I do not paint but when I was young, I used to love to watch my older brother Scott set up a canvas, select his colors and brushes, and begin to create. Watching a piece of art take shape was fascinating. I remember asking him questions as I tried to discover his process. While I watched the blank canvas come to life, Scott would talk to me about different eras of art history, styles, and techniques.
As my fascination grew, I found myself going to art museums to see some of the paintings we talked about and checking out books from the library to learn more about specific artists. My brother is now home with the Lord, and reading about art or looking at some of his favorite paintings connects me to my memories of him. My interest level is mild compared to my brother, who was a designer by profession, but art, like most hobbies, is an endless pursuit for those who enjoy it.
There is always something new to learn or discover. And, no matter how much I may wish to know about art, art will never know me. I could spend a lifetime trying to see all of Monet’s paintings, but no matter how much I discover, those paintings do not see me. You say, “Steve, this is pretty obvious, tell me something I don’t know!’ My point in bringing this up is that we can make a critical mistake in our relationship with God when we approach our walk with Him like we do other pursuits.
Building a Relationship
I believe when we study theology but do not allow God to search our hearts, we risk knowledge becoming what we worship. We might even make it a weapon for winning arguments or make it a basis for feeling more spiritual than others. However, when we come to the Lord in prayer and in our study of Scripture with a heart that is willing not only to know Him but be known by Him, we can experience great transformation.
When we study theology but do not allow God to search our hearts, we risk knowledge becoming what we worship.
Being known by God is about a relationship. It is about being open before Him, noting the areas of our lives in which we are not trusting Him. It is coming to prayer ready to humbly and transparently confess, “Lord, I have not placed my confidence in you. I have chosen to worry about this health issue, job, or family struggle instead of bringing it to you in prayer.” It is asking the Lord to search our hearts and reveal to us our motivations and where we may be excusing ourselves from guilt or putting blame on others. It is being vulnerable before Him and asking Him to expose our blind spots.
God wants not simply to be known but to know us—in other words, He wants a relationship. This desire to know us is evident in John 10:14 when Jesus said, “I know my own and my own know me.” Paul stated that the “Lord knows those who are his” (2 Timothy 2:19, NET). Again, in 1 Corinthians 8:3 he said, “if someone loves God, he is known by God” (NET).

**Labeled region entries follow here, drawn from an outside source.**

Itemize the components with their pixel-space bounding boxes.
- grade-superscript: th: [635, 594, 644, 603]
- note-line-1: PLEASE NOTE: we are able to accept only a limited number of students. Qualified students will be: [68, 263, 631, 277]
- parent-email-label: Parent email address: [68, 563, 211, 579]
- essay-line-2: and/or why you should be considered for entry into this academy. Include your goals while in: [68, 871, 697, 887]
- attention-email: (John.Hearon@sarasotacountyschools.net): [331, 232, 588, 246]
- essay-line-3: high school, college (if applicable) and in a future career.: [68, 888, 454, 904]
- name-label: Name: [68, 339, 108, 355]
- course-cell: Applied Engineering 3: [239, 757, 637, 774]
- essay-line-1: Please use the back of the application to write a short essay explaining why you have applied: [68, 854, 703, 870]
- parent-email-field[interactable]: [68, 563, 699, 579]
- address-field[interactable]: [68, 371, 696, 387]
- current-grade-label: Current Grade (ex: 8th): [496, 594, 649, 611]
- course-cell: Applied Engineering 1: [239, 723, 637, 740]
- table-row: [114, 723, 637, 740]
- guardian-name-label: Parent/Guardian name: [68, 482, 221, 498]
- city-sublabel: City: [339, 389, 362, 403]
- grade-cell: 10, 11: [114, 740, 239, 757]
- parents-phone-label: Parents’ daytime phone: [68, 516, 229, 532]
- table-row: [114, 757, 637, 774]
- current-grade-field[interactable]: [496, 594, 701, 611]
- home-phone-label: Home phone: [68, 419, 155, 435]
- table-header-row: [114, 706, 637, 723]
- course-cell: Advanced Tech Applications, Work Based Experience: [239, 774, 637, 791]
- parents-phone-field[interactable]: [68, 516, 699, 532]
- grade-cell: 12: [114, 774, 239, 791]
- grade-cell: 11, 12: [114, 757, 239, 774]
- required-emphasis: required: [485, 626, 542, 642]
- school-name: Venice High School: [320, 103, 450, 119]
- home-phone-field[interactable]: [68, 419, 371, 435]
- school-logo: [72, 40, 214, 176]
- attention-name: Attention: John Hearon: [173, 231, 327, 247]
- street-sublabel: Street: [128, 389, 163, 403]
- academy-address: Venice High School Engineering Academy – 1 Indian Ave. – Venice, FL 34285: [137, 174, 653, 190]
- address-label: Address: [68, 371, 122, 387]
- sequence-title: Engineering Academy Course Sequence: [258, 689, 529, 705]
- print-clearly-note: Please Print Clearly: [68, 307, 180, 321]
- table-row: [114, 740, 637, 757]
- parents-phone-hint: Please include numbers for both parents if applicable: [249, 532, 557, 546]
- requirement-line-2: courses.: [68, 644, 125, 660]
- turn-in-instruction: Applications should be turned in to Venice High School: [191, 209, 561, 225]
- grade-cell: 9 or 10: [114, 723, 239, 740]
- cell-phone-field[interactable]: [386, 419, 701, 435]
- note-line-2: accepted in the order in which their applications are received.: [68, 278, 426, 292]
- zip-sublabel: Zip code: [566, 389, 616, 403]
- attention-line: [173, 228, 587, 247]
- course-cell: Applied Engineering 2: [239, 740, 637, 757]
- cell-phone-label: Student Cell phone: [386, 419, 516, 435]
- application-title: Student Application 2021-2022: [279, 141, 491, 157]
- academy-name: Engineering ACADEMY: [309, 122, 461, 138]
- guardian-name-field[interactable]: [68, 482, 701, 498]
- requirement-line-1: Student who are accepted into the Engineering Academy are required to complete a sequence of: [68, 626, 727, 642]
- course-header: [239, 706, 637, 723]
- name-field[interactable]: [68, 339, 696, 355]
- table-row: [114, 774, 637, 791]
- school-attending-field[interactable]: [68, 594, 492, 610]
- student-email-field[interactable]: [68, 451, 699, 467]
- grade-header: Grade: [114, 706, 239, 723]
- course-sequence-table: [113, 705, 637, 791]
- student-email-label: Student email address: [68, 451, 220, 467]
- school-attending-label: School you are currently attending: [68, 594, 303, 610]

In the 1 Corinthians passage, we see that knowledge without love is an empty pursuit. Love by definition requires more than one person. There can be no love without an object for that love. When we love God, we are known by Him and can experience both salvation and the joy of spiritual transformation as a result of this magnificent relationship. How wonderful that our great and sovereign Creator pursues us, sees us, and wants to know us!
Transforming Your Heart
I believe that we can easily allow anxiety, fears, and pride to diminish our joy when we approach the study of Scripture, prayer, and confession as transactional. There is transformational power in approaching Him with humble transparency and asking Him to search our hearts. Psalm 139 says, “Examine me, O God, and probe my thoughts. Test me, and know my concerns. See if there is any idolatrous way in me, and lead me in the everlasting way” (Psalm 139:24–25). Self-deception can cause us to explain away our worry and narcissism. Inviting the Lord to shine a light into the dark places of our hearts is an essential key in our sanctification.
True transformation happens in our life when we lay our hearts bare before Him, inviting Him to sanctify our hearts.
Theology should not be something we simply study for the sake of knowledge. How does an adult struggling in their home or work life not lose their way? How does a college student find protection against the deceptions of the wisdom of the world so eloquently explained by their professors? How does a pastor or counselor not grow weary when they help others through tragedy and pain? By not allowing our relationship with God to become a one-way street or reducing our walk with Christ to a religious exercise or filling our heads with knowledge for knowledge’s sake. True transformation happens in our life when we lay our hearts bare before Him, inviting Him to sanctify our hearts: “Now may the God of peace Himself sanctify you completely; and may your whole spirit, soul, and body be preserved blameless at the coming of our Lord Jesus Christ” (1 Thessalonians 5:23, NKJV).
I invite you to think of something you love to do. Maybe it is gardening, fishing, woodworking, or painting. Whatever it is, think about how you pursue those wonderful things that God gives us to enjoy. Then, with the realization that while they may be incredibly fulfilling, those hobbies will never know you as you know them. Are you pursuing your relationship with God in a similar way? Has Bible study, prayer, or confession become a rote exercise? Have you ceased inviting God to search the motives of your heart? If so, I invite you to note what you are feeling (is it anxiety? Fear? Doubt?) and ask the Lord to help you discover what is at the root of these issues. Then, place them before our loving Father and put your confidence in Him. Live in the reality that He sees you and has paid the ultimate price to know you.